With signs bearing his name, flowers, and necessary umbrellas, nearly half a million Argentines took to the streets Wednesday to honor Alberto Nisman, a prosecutor who had accused President Cristina Fernández de Kirchner of aiding and abetting Hezbollah terrorists before being found dead of a gunshot wound on January 18.
Friends, family, and fellow prosecutors organized the “silent” march, which featured no speakers, in Buenos Aires’ Plaza de Mayo, the city center famous for hosting generations of political dissident assemblies. Buenos Aires police estimated to the Agence France-Presse that more than 400,000 people attended the march, though Argentine news outlet Infobae places that number at closer to half a million.
Infobae adds that solidarity marches occurred elsewhere in the country–in at least five other states–which may place the number of individuals assembling in honor of Nisman past the half-million mark.
Among the leaders of the march were multiple high-ranking prosecutors and politicians. Elisa Carrió, an ex-governor, told Infobae that the march was “a revolution of the middle class” against President Fernández de Kirchner. “I see a people awaking at the birth of a martyr, which is something profoundly judeochristian,” she added.

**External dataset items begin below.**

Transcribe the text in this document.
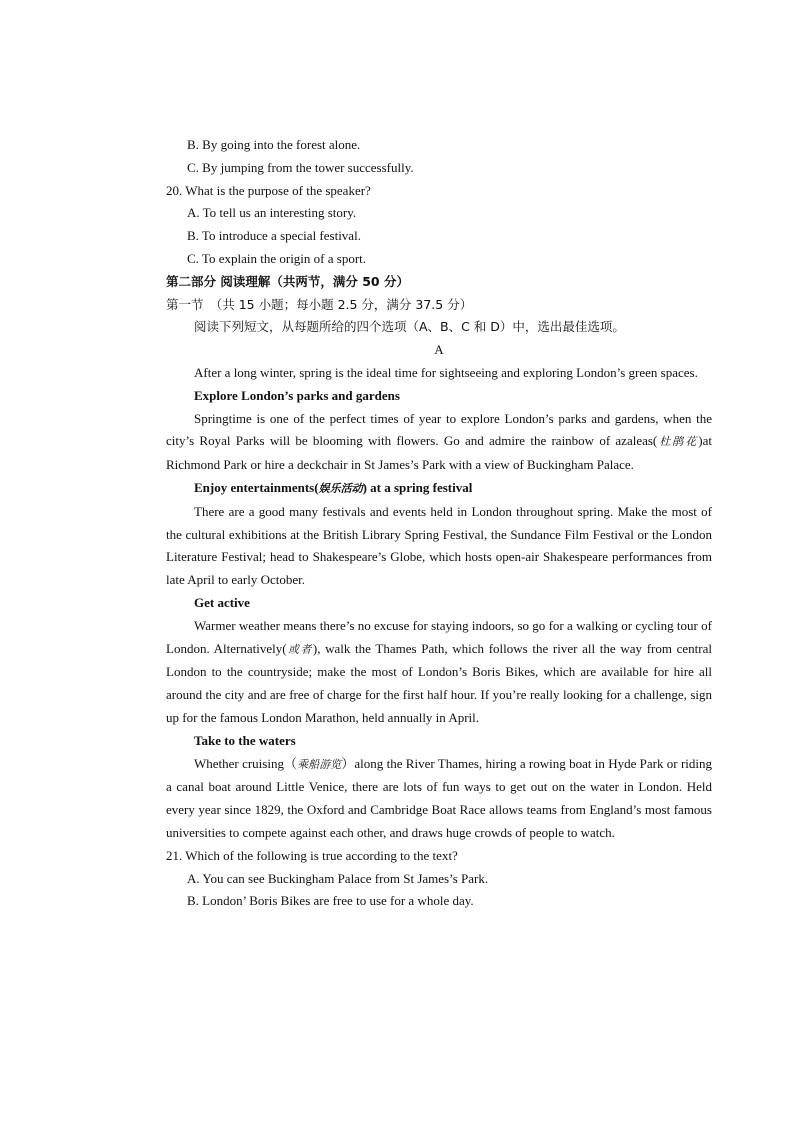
B. By going into the forest alone.
C. By jumping from the tower successfully.
20. What is the purpose of the speaker?
A. To tell us an interesting story.
B. To introduce a special festival.
C. To explain the origin of a sport.
第二部分 阅读理解（共两节，满分 50 分）
第一节　（共 15 小题；每小题 2.5 分，满分 37.5 分）
阅读下列短文，从每题所给的四个选项（A、B、C 和 D）中，选出最佳选项。
A

After a long winter, spring is the ideal time for sightseeing and exploring London’s green spaces.

Explore London’s parks and gardens

Springtime is one of the perfect times of year to explore London’s parks and gardens, when the city’s Royal Parks will be blooming with flowers. Go and admire the rainbow of azaleas(杜鹃花)at Richmond Park or hire a deckchair in St James’s Park with a view of Buckingham Palace.

Enjoy entertainments(娱乐活动) at a spring festival

There are a good many festivals and events held in London throughout spring. Make the most of the cultural exhibitions at the British Library Spring Festival, the Sundance Film Festival or the London Literature Festival; head to Shakespeare’s Globe, which hosts open-air Shakespeare performances from late April to early October.

Get active

Warmer weather means there’s no excuse for staying indoors, so go for a walking or cycling tour of London. Alternatively(或者), walk the Thames Path, which follows the river all the way from central London to the countryside; make the most of London’s Boris Bikes, which are available for hire all around the city and are free of charge for the first half hour. If you’re really looking for a challenge, sign up for the famous London Marathon, held annually in April.

Take to the waters

Whether cruising（乘船游览）along the River Thames, hiring a rowing boat in Hyde Park or riding a canal boat around Little Venice, there are lots of fun ways to get out on the water in London. Held every year since 1829, the Oxford and Cambridge Boat Race allows teams from England’s most famous universities to compete against each other, and draws huge crowds of people to watch.

21. Which of the following is true according to the text?
A. You can see Buckingham Palace from St James’s Park.
B. London’ Boris Bikes are free to use for a whole day.
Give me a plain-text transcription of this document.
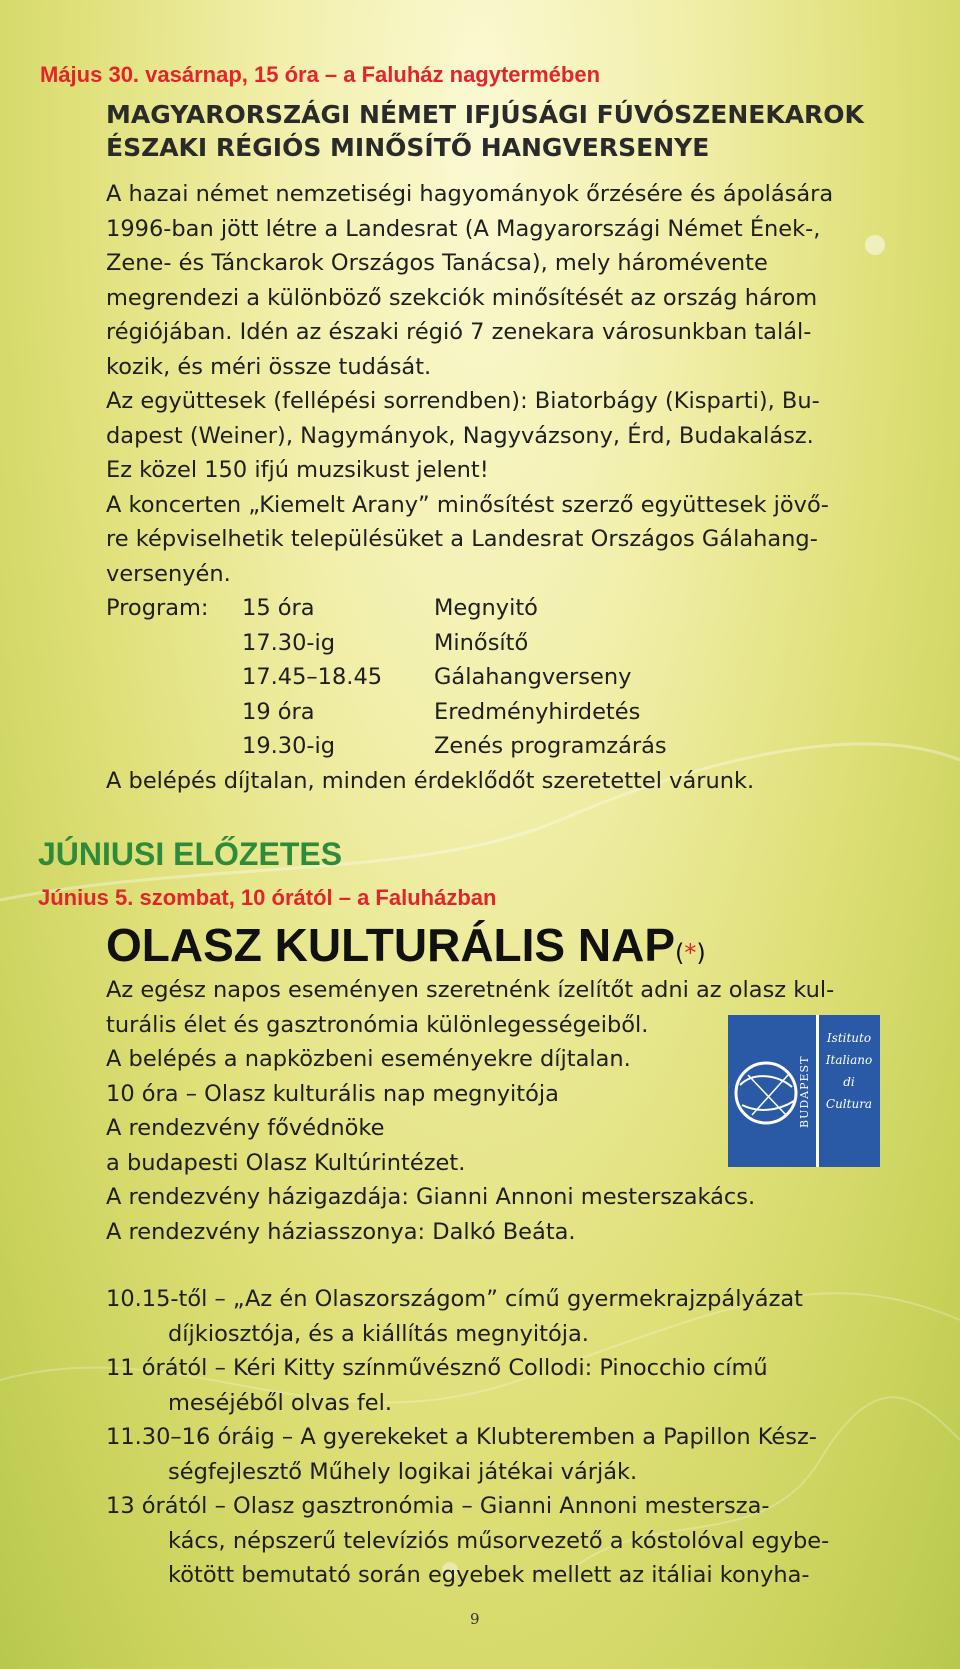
Május 30. vasárnap, 15 óra – a Faluház nagytermében
MAGYARORSZÁGI NÉMET IFJÚSÁGI FÚVÓSZENEKAROK
ÉSZAKI RÉGIÓS MINŐSÍTŐ HANGVERSENYE

A hazai német nemzetiségi hagyományok őrzésére és ápolására

1996-ban jött létre a Landesrat (A Magyarországi Német Ének-,

Zene- és Tánckarok Országos Tanácsa), mely háromévente

megrendezi a különböző szekciók minősítését az ország három

régiójában. Idén az északi régió 7 zenekara városunkban talál-

kozik, és méri össze tudását.

Az együttesek (fellépési sorrendben): Biatorbágy (Kisparti), Bu-

dapest (Weiner), Nagymányok, Nagyvázsony, Érd, Budakalász.

Ez közel 150 ifjú muzsikust jelent!

A koncerten „Kiemelt Arany” minősítést szerző együttesek jövő-

re képviselhetik településüket a Landesrat Országos Gálahang-

versenyén.

Program:	15 óra	Megnyitó
17.30-ig	Minősítő
17.45–18.45	Gálahangverseny
19 óra	Eredményhirdetés
19.30-ig	Zenés programzárás

A belépés díjtalan, minden érdeklődőt szeretettel várunk.

JÚNIUSI ELŐZETES
Június 5. szombat, 10 órától – a Faluházban
OLASZ KULTURÁLIS NAP(*)

Az egész napos eseményen szeretnénk ízelítőt adni az olasz kul-

turális élet és gasztronómia különlegességeiből.

A belépés a napközbeni eseményekre díjtalan.

10 óra – Olasz kulturális nap megnyitója

A rendezvény fővédnöke

a budapesti Olasz Kultúrintézet.

A rendezvény házigazdája: Gianni Annoni mesterszakács.

A rendezvény háziasszonya: Dalkó Beáta.

BUDAPEST
Istituto
Italiano
di
Cultura

10.15-től – „Az én Olaszországom” című gyermekrajzpályázat
díjkiosztója, és a kiállítás megnyitója.

11 órától – Kéri Kitty színművésznő Collodi: Pinocchio című
meséjéből olvas fel.

11.30–16 óráig – A gyerekeket a Klubteremben a Papillon Kész-
ségfejlesztő Műhely logikai játékai várják.

13 órától – Olasz gasztronómia – Gianni Annoni mestersza-
kács, népszerű televíziós műsorvezető a kóstolóval egybe-
kötött bemutató során egyebek mellett az itáliai konyha-

9
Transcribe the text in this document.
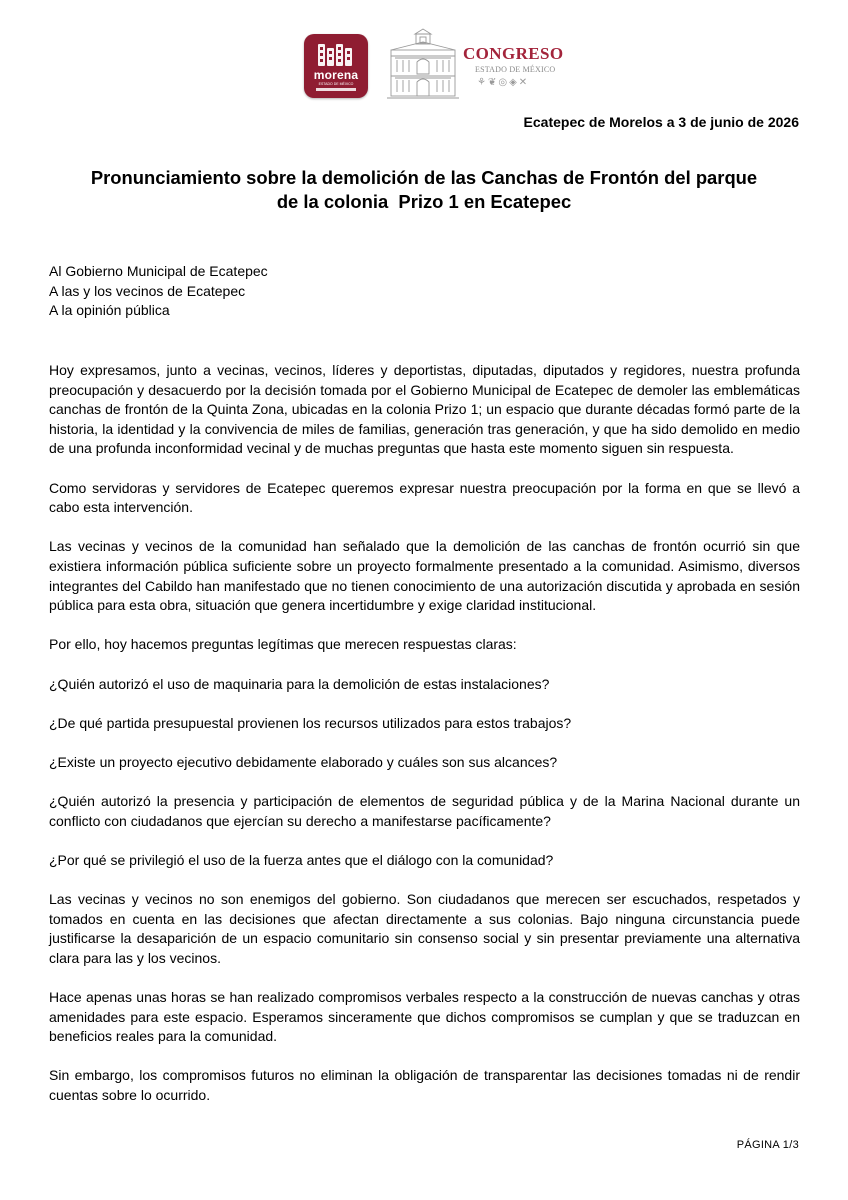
morena
ESTADO DE MÉXICO
CONGRESO
ESTADO DE MÉXICO
⚘❦◎◈✕
Ecatepec de Morelos a 3 de junio de 2026
Pronunciamiento sobre la demolición de las Canchas de Frontón del parque
de la colonia  Prizo 1 en Ecatepec
Al Gobierno Municipal de Ecatepec
A las y los vecinos de Ecatepec
A la opinión pública

Hoy expresamos, junto a vecinas, vecinos, líderes y deportistas, diputadas, diputados y regidores, nuestra profunda preocupación y desacuerdo por la decisión tomada por el Gobierno Municipal de Ecatepec de demoler las emblemáticas canchas de frontón de la Quinta Zona, ubicadas en la colonia Prizo 1; un espacio que durante décadas formó parte de la historia, la identidad y la convivencia de miles de familias, generación tras generación, y que ha sido demolido en medio de una profunda inconformidad vecinal y de muchas preguntas que hasta este momento siguen sin respuesta.

Como servidoras y servidores de Ecatepec queremos expresar nuestra preocupación por la forma en que se llevó a cabo esta intervención.

Las vecinas y vecinos de la comunidad han señalado que la demolición de las canchas de frontón ocurrió sin que existiera información pública suficiente sobre un proyecto formalmente presentado a la comunidad. Asimismo, diversos integrantes del Cabildo han manifestado que no tienen conocimiento de una autorización discutida y aprobada en sesión pública para esta obra, situación que genera incertidumbre y exige claridad institucional.

Por ello, hoy hacemos preguntas legítimas que merecen respuestas claras:

¿Quién autorizó el uso de maquinaria para la demolición de estas instalaciones?

¿De qué partida presupuestal provienen los recursos utilizados para estos trabajos?

¿Existe un proyecto ejecutivo debidamente elaborado y cuáles son sus alcances?

¿Quién autorizó la presencia y participación de elementos de seguridad pública y de la Marina Nacional durante un conflicto con ciudadanos que ejercían su derecho a manifestarse pacíficamente?

¿Por qué se privilegió el uso de la fuerza antes que el diálogo con la comunidad?

Las vecinas y vecinos no son enemigos del gobierno. Son ciudadanos que merecen ser escuchados, respetados y tomados en cuenta en las decisiones que afectan directamente a sus colonias. Bajo ninguna circunstancia puede justificarse la desaparición de un espacio comunitario sin consenso social y sin presentar previamente una alternativa clara para las y los vecinos.

Hace apenas unas horas se han realizado compromisos verbales respecto a la construcción de nuevas canchas y otras amenidades para este espacio. Esperamos sinceramente que dichos compromisos se cumplan y que se traduzcan en beneficios reales para la comunidad.

Sin embargo, los compromisos futuros no eliminan la obligación de transparentar las decisiones tomadas ni de rendir cuentas sobre lo ocurrido.

PÁGINA 1/3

Images of the march depict an eerily silent mass of people congregating in the rain, holding up signs and flowers, and occasionally clapping in Nisman’s honor. Argentina’s La Nación released video footage of the event:
Photos shared on social media reveal the scale of the event, as well as solidarity marches around the world:
— Karel Becerra – Cuba (@KarelBecerra) February 19, 2015
— infobae (@infobae) February 18, 2015
— Lulu Garcia-Navarro (@lourdesgnavarro) February 18, 2015
— El Cipayo Argentino (@ElCipayo) February 18, 2015
Nisman was found with a gunshot wound in his forehead on January 18, the day before he was to testify before the Argentine Congress to accuse President Fernández de Kirchner, Foreign Minister Héctor Timerman, and various associates of the Iranian government of conspiring to aid the terrorists responsible for the 1994 attack on the Argentine-Israeli Mutual Association (AMIA), the deadliest terror attack in the nation’s history. Eighty-five people died, and hundreds more were wounded, in the attack. No suspects have been arrested so far. In his nearly 300-page report, Nisman argued that the Argentine government offered to help remove Hezbollah terrorists believed to be involved in the AMIA bombing from Interpol’s wanted list in exchange for more favorable oil prices in trading with Iran.
Found among Nisman’s belongings was a draft arrest warrant for both the President and Timerman, which he never presented to a court. The warrant would have set off an impeachment process to strip Fernández de Kirchner and Timerman of executive immunity. The President has been formally charged with aiding terrorists and awaits a response from the Argentine court.